Sorry, been away a bit the last week. I decided to take up another subscription to Motley Fool's Hidden Gems (amazing publication), and found what I think is perfect advice in the introduction to the newest edition:

Here's a story about the worst investing decision I ever made. It doesn't involve a company that went bankrupt or a dot-com implosion or anything of the sort. No, this story involves a house.

In 1992, I had just graduated from American University and I wanted to buy a house. A friend and I started looking, and we found a place on Logan Circle in northwest Washington, D.C. It was a 1920s Victorian row house, and it was beautiful. Exposed brick, 12-foot ceilings, 4,500 square feet, including a basement apartment that we could rent out to help cover our mortgage.

The price? $230,000. That sound you hear is the collective groan of everyone who knows a blessed thing about D.C. real estate. These days Logan Circle is one of the most prestigious neighborhoods in the city.

But that was 1992. We elected not to buy that house -- not because of the crime or the wino our agent had to rouse from the stoop or the women of the night openly plying their trade. The asking price of the house fully accounted for these elements. No, we elected not to buy the house because we were idiots.

In the 16 intervening years, Washington real estate has done nothing but go up, and no place more so than Logan Circle, where a 700-square-foot efficiency now costs $400,000. Houses like "ours" routinely sell for $4 million and up. Yep.

Those kinds of gains were available to the people who had a little foresight (and luck) and -- here's the real lesson -- were willing to buy when no one else was. That's just as true in the stock market as it is in real estate.

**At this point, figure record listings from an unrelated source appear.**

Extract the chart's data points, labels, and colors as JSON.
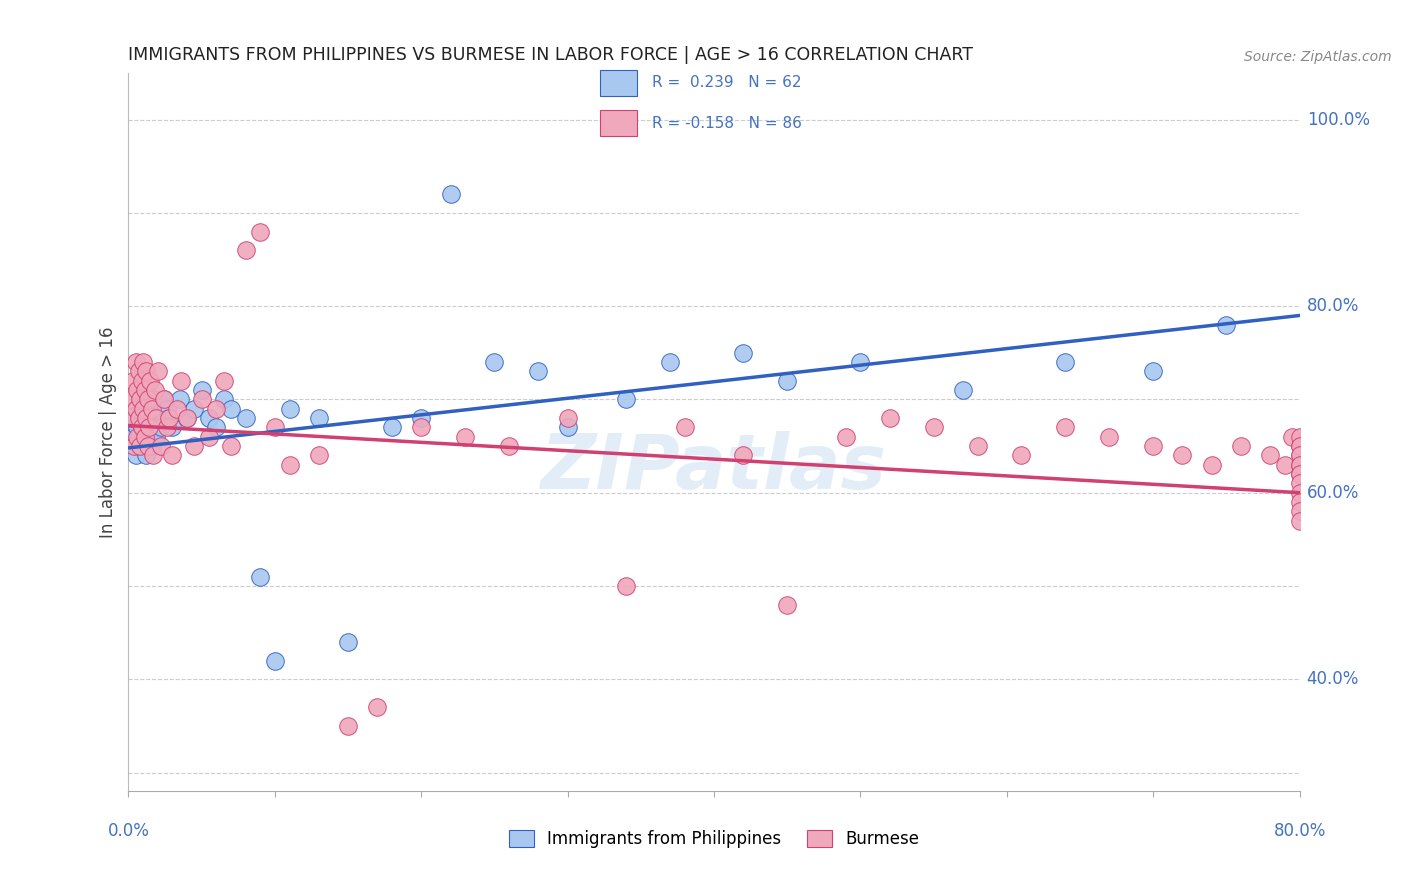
{
  "title": "IMMIGRANTS FROM PHILIPPINES VS BURMESE IN LABOR FORCE | AGE > 16 CORRELATION CHART",
  "source": "Source: ZipAtlas.com",
  "ylabel": "In Labor Force | Age > 16",
  "yticks": [
    "40.0%",
    "60.0%",
    "80.0%",
    "100.0%"
  ],
  "ytick_vals": [
    0.4,
    0.6,
    0.8,
    1.0
  ],
  "xlim": [
    0.0,
    0.8
  ],
  "ylim": [
    0.28,
    1.05
  ],
  "r_philippines": 0.239,
  "n_philippines": 62,
  "r_burmese": -0.158,
  "n_burmese": 86,
  "color_philippines": "#A8C8F0",
  "color_burmese": "#F0A8BC",
  "trendline_color_philippines": "#3060C0",
  "trendline_color_burmese": "#D04070",
  "watermark": "ZIPatlas",
  "trend_ph_x0": 0.0,
  "trend_ph_y0": 0.648,
  "trend_ph_x1": 0.8,
  "trend_ph_y1": 0.79,
  "trend_bu_x0": 0.0,
  "trend_bu_y0": 0.672,
  "trend_bu_x1": 0.8,
  "trend_bu_y1": 0.6,
  "philippines_x": [
    0.002,
    0.003,
    0.004,
    0.005,
    0.005,
    0.006,
    0.006,
    0.007,
    0.007,
    0.008,
    0.008,
    0.009,
    0.009,
    0.01,
    0.01,
    0.011,
    0.011,
    0.012,
    0.012,
    0.013,
    0.013,
    0.014,
    0.015,
    0.016,
    0.017,
    0.018,
    0.019,
    0.02,
    0.022,
    0.024,
    0.026,
    0.028,
    0.03,
    0.035,
    0.04,
    0.045,
    0.05,
    0.055,
    0.06,
    0.065,
    0.07,
    0.08,
    0.09,
    0.1,
    0.11,
    0.13,
    0.15,
    0.18,
    0.2,
    0.22,
    0.25,
    0.28,
    0.3,
    0.34,
    0.37,
    0.42,
    0.45,
    0.5,
    0.57,
    0.64,
    0.7,
    0.75
  ],
  "philippines_y": [
    0.67,
    0.66,
    0.65,
    0.68,
    0.64,
    0.67,
    0.69,
    0.66,
    0.68,
    0.65,
    0.7,
    0.67,
    0.69,
    0.66,
    0.68,
    0.65,
    0.67,
    0.7,
    0.64,
    0.69,
    0.67,
    0.66,
    0.68,
    0.65,
    0.7,
    0.67,
    0.66,
    0.68,
    0.67,
    0.7,
    0.69,
    0.68,
    0.67,
    0.7,
    0.68,
    0.69,
    0.71,
    0.68,
    0.67,
    0.7,
    0.69,
    0.68,
    0.51,
    0.42,
    0.69,
    0.68,
    0.44,
    0.67,
    0.68,
    0.92,
    0.74,
    0.73,
    0.67,
    0.7,
    0.74,
    0.75,
    0.72,
    0.74,
    0.71,
    0.74,
    0.73,
    0.78
  ],
  "burmese_x": [
    0.001,
    0.002,
    0.003,
    0.004,
    0.005,
    0.005,
    0.006,
    0.006,
    0.007,
    0.007,
    0.008,
    0.008,
    0.009,
    0.009,
    0.01,
    0.01,
    0.011,
    0.011,
    0.012,
    0.012,
    0.013,
    0.013,
    0.014,
    0.015,
    0.016,
    0.017,
    0.018,
    0.019,
    0.02,
    0.022,
    0.024,
    0.026,
    0.028,
    0.03,
    0.033,
    0.036,
    0.04,
    0.045,
    0.05,
    0.055,
    0.06,
    0.065,
    0.07,
    0.08,
    0.09,
    0.1,
    0.11,
    0.13,
    0.15,
    0.17,
    0.2,
    0.23,
    0.26,
    0.3,
    0.34,
    0.38,
    0.42,
    0.45,
    0.49,
    0.52,
    0.55,
    0.58,
    0.61,
    0.64,
    0.67,
    0.7,
    0.72,
    0.74,
    0.76,
    0.78,
    0.79,
    0.795,
    0.8,
    0.8,
    0.8,
    0.8,
    0.8,
    0.8,
    0.8,
    0.8,
    0.8,
    0.8,
    0.8,
    0.8,
    0.8,
    0.8
  ],
  "burmese_y": [
    0.7,
    0.68,
    0.72,
    0.65,
    0.69,
    0.74,
    0.66,
    0.71,
    0.68,
    0.73,
    0.65,
    0.7,
    0.67,
    0.72,
    0.69,
    0.74,
    0.66,
    0.71,
    0.68,
    0.73,
    0.65,
    0.7,
    0.67,
    0.72,
    0.69,
    0.64,
    0.71,
    0.68,
    0.73,
    0.65,
    0.7,
    0.67,
    0.68,
    0.64,
    0.69,
    0.72,
    0.68,
    0.65,
    0.7,
    0.66,
    0.69,
    0.72,
    0.65,
    0.86,
    0.88,
    0.67,
    0.63,
    0.64,
    0.35,
    0.37,
    0.67,
    0.66,
    0.65,
    0.68,
    0.5,
    0.67,
    0.64,
    0.48,
    0.66,
    0.68,
    0.67,
    0.65,
    0.64,
    0.67,
    0.66,
    0.65,
    0.64,
    0.63,
    0.65,
    0.64,
    0.63,
    0.66,
    0.65,
    0.64,
    0.63,
    0.62,
    0.66,
    0.65,
    0.64,
    0.63,
    0.62,
    0.61,
    0.6,
    0.59,
    0.58,
    0.57
  ]
}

I've been investing for a long time -- since I had a few dollars to rub together. I've seen markets of all sorts and of all kinds of irrationality. I've never seen anything quite like what's going on now. The markets are crazy. Quite simply, they are seized by fear. Heaven help companies in the commodities, financial, real estate, or oil businesses, or ones in emerging markets. Today, the market is making no distinction between good and bad companies. Witness what happened to poor Chipotle (NYSE: CMG-B) on Sept. 12 -- the shares dropped 19% in a single day. It's madness.

Make no mistake -- there are some enormous risks. In the past month alone, we've seen the nationalization of Fannie Mae and Freddie Mac and the take-under of Lehman Brothers, three pillars of the global financial market.

Should you panic? Heck no! Did you already forget my house story? Sure, I lost out when I didn't buy a house at the absolute low of the market. But the players in my tale of woe who really lost are the sellers. They held the deed to a house that would have made them extremely wealthy, and they sold it in despair. It's now, when the market is in despair, that you have the best opportunity to make great decisions, the ones that will make you wealthy down the road.